Question

Two capacitors of capacitance $1.0$ microfarad and $2.0$ microfarad are each charged by being corrected across a $5.0$ volt battery. They are disconnected from the battery and then connected to each other with resistive wires so that plates of opposite charge are connected together. What will be the magnitude of the final voltage across the $2.0$ microfarad capacitor?
A) $0\,V$
B) $0.6\,V$
C) $1.7\,V$
D) $3.3\,V$

Answer 1

Hint: Use the formula of the capacitance of the series circuit and substitute the capacitance of the two capacitors in it. Then use the formula, to find the voltage of the battery across the capacitor that is connected as a second and approximate its value.

Formula used:
The formula for the capacitance in the series is given by
${C_s} = \dfrac{{{C_1}.{C_2}}}{{{C_1} + {C_2}}}$
Where ${C_s}$ is the total resistance which is connected in series, ${C_1}$ is the first capacitance and ${C_2}$ is the second capacitance.

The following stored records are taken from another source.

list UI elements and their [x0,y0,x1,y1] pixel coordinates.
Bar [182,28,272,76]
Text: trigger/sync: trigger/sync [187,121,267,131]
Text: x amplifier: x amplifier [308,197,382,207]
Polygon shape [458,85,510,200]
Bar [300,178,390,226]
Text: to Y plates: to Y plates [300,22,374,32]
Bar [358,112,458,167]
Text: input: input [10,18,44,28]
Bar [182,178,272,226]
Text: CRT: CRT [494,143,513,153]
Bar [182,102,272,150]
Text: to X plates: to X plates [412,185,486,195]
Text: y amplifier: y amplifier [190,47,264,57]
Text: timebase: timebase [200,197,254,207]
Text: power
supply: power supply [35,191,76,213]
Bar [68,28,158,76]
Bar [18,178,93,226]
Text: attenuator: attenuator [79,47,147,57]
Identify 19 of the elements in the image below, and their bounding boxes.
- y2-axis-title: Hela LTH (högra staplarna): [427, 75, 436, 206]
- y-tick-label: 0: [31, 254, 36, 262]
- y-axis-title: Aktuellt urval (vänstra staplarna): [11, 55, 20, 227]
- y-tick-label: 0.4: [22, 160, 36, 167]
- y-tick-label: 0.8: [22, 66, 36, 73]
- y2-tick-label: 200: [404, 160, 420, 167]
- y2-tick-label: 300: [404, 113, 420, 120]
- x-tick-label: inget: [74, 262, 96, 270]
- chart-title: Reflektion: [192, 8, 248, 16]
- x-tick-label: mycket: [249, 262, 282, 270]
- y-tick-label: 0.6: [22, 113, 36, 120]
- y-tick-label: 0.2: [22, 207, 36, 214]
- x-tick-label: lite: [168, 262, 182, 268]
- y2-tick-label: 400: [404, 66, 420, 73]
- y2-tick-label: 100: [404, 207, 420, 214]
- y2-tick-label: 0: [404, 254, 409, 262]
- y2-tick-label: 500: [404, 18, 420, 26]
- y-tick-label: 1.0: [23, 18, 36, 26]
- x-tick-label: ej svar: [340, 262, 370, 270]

Complete step by step solution:
It is given that the
Capacitance of the first capacitor, ${C_1} = 1.0\,\mu F$
Capacitance of the second capacitor, ${C_2} = 2.0\,\mu F$
Potential difference of the battery, $V = 5\,V$
It is provided that the opposite charges are connected to each other. Hence the capacitor circuit must be connected in series. Hence use the formula of the capacitance in series,
${C_s} = \dfrac{{{C_1}.{C_2}}}{{{C_1} + {C_2}}}$
Substituting the capacitance of the two capacitors in it.
$\Rightarrow {C_s} = \dfrac{{1.2}}{{1 + 2}} = \dfrac{2}{3}\,\mu F$
Hence the total capacitance value is obtained as $\dfrac{2}{3}$.
The magnitude of the voltage across the $2\,\mu F$ capacitor is $\dfrac{{5\,V}}{3} = 1.667\,V$.
Hence the magnitude of the voltage across the second capacitor is $1.7V$.

Thus the option (C) is correct.

Note: In this case the current flowing through the circuit is the same in the series. But if the capacitors are connected in parallel, then the total capacitance is the sum of the value of the capacitance of the connected capacitors in the circuit.